The traditional War/Celebration dance/song of the Maori of New Zealand.

Made much more popular by the fact of the All Blacks now chanting this before each rugby game.
Kamate Kamate Ka Ora Ka Ora
Kamate Kamate Ka Ora Ka Ora
Tenei Te Tangata Puhuru Huru
Nana E Tiki Mai Whaka Whiti Te Ra
A Hupane A Hupane
A Hupane Kupane Whiti Te Ra!


It is death It is death
It is life It is Life
It is death It is death
It is life It is life
This is the hairy man
Who caused the sun to shine again for me
Up the ladder Up the Ladder
Up to the top
The sun Shines!

As for what it all means, about 140 years ago, a particularly notorious warlike chief named Te Rauparaha of the Ngati Toa tribe (based just North of present day Wellington), was being chased by his enemies.

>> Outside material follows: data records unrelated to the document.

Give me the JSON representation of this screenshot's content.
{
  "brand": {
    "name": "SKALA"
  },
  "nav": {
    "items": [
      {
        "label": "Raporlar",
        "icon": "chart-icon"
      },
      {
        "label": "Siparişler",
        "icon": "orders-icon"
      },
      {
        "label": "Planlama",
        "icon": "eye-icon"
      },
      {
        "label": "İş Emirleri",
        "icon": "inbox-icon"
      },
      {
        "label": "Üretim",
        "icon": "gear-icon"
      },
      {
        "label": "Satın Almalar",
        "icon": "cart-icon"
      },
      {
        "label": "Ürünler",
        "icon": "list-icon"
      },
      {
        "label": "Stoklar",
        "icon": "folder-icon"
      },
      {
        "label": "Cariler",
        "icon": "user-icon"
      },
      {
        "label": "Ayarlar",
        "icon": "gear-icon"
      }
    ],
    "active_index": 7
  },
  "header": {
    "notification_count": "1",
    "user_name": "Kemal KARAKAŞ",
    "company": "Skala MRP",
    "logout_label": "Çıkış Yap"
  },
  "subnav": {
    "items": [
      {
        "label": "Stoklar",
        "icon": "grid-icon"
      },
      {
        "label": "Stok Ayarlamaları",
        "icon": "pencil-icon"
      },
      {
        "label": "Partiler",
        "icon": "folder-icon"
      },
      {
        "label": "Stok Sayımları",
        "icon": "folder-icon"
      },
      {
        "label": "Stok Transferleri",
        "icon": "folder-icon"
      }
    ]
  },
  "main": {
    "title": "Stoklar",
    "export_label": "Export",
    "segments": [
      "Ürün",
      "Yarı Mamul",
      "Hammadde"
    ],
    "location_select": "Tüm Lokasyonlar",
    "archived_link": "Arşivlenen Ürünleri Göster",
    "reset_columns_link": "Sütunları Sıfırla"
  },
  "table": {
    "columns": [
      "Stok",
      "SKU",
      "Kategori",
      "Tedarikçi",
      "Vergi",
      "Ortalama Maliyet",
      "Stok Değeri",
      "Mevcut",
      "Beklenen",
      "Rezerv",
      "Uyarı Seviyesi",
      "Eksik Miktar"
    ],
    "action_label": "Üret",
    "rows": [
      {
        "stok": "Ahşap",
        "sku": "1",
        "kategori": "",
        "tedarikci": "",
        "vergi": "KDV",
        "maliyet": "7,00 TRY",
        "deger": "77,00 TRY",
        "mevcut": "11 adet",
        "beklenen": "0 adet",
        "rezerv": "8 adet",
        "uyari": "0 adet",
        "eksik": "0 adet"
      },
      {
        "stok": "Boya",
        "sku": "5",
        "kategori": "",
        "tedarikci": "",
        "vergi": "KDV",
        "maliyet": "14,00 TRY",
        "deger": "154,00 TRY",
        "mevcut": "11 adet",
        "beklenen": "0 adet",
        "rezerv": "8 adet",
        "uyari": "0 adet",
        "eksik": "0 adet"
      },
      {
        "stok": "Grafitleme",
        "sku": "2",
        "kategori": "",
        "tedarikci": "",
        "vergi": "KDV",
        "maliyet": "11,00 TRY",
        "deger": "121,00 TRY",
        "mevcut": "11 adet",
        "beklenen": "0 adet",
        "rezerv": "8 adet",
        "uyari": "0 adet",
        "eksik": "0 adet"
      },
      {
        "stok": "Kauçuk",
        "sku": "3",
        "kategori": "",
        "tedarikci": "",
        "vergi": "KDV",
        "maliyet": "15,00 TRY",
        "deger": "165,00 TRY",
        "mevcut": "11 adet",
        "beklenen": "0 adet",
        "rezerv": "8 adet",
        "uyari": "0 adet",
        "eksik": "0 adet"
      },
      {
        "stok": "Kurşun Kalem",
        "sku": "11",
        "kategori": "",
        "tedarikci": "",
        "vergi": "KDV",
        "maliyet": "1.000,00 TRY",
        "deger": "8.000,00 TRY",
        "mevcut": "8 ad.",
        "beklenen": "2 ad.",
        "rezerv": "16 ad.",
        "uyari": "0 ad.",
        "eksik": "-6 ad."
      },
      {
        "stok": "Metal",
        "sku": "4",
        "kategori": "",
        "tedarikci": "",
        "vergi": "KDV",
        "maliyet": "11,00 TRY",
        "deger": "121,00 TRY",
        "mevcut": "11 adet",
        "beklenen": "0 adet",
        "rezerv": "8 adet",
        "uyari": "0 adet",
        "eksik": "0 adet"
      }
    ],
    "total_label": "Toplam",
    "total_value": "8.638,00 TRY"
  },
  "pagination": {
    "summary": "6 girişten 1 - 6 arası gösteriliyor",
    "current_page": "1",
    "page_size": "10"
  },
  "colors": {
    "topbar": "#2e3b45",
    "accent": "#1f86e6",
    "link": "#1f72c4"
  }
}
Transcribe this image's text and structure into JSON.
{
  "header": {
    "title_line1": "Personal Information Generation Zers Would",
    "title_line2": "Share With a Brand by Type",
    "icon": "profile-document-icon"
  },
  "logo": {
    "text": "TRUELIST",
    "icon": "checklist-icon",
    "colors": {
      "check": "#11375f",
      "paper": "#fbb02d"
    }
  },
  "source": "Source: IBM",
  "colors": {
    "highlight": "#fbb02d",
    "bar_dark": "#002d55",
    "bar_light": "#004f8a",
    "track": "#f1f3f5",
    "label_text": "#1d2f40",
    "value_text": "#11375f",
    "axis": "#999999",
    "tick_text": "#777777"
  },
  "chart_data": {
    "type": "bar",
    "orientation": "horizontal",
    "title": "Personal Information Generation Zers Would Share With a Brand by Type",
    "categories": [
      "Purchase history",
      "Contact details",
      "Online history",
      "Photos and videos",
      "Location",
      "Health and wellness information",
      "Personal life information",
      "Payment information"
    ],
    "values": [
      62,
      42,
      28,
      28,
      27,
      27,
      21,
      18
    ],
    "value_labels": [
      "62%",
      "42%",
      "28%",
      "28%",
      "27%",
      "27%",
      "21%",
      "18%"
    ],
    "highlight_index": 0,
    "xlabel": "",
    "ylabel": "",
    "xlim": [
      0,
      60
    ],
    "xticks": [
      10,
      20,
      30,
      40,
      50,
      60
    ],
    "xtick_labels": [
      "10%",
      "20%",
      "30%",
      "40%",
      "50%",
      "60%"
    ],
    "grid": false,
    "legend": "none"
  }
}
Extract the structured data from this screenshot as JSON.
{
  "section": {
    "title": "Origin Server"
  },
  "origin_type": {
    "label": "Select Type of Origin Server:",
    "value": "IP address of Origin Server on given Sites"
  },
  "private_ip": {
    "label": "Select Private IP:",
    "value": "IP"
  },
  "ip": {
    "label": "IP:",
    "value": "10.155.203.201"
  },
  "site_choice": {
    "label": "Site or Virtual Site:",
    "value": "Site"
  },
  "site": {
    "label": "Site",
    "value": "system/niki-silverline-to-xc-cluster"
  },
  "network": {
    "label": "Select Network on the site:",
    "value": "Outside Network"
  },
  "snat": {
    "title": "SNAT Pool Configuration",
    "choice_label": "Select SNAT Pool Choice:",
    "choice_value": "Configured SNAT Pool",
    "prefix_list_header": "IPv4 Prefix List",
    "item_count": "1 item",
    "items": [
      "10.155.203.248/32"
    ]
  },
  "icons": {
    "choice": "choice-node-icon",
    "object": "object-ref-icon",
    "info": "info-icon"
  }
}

He hid in a kumara pit (the local sweet potato, only much better) and waited in the dark for his pursuers to find him. He heard sounds above and thought he was done for when the top of the pit was opened up and sunshine flooded in. He was blinded and struggled to see those about to slay him, when his sight cleared and he instead saw the hairy legs of the local chief (reputed to have been exceptionally hirsute) who had hid him. Te Rauparaha is said to have jumped from the pit and performed this haka on the spot, so happy was he to have escaped. Undoubtedly, he also had in his mind to do a little pursuing of his own --- Te Rauparaha being that way inclined was he.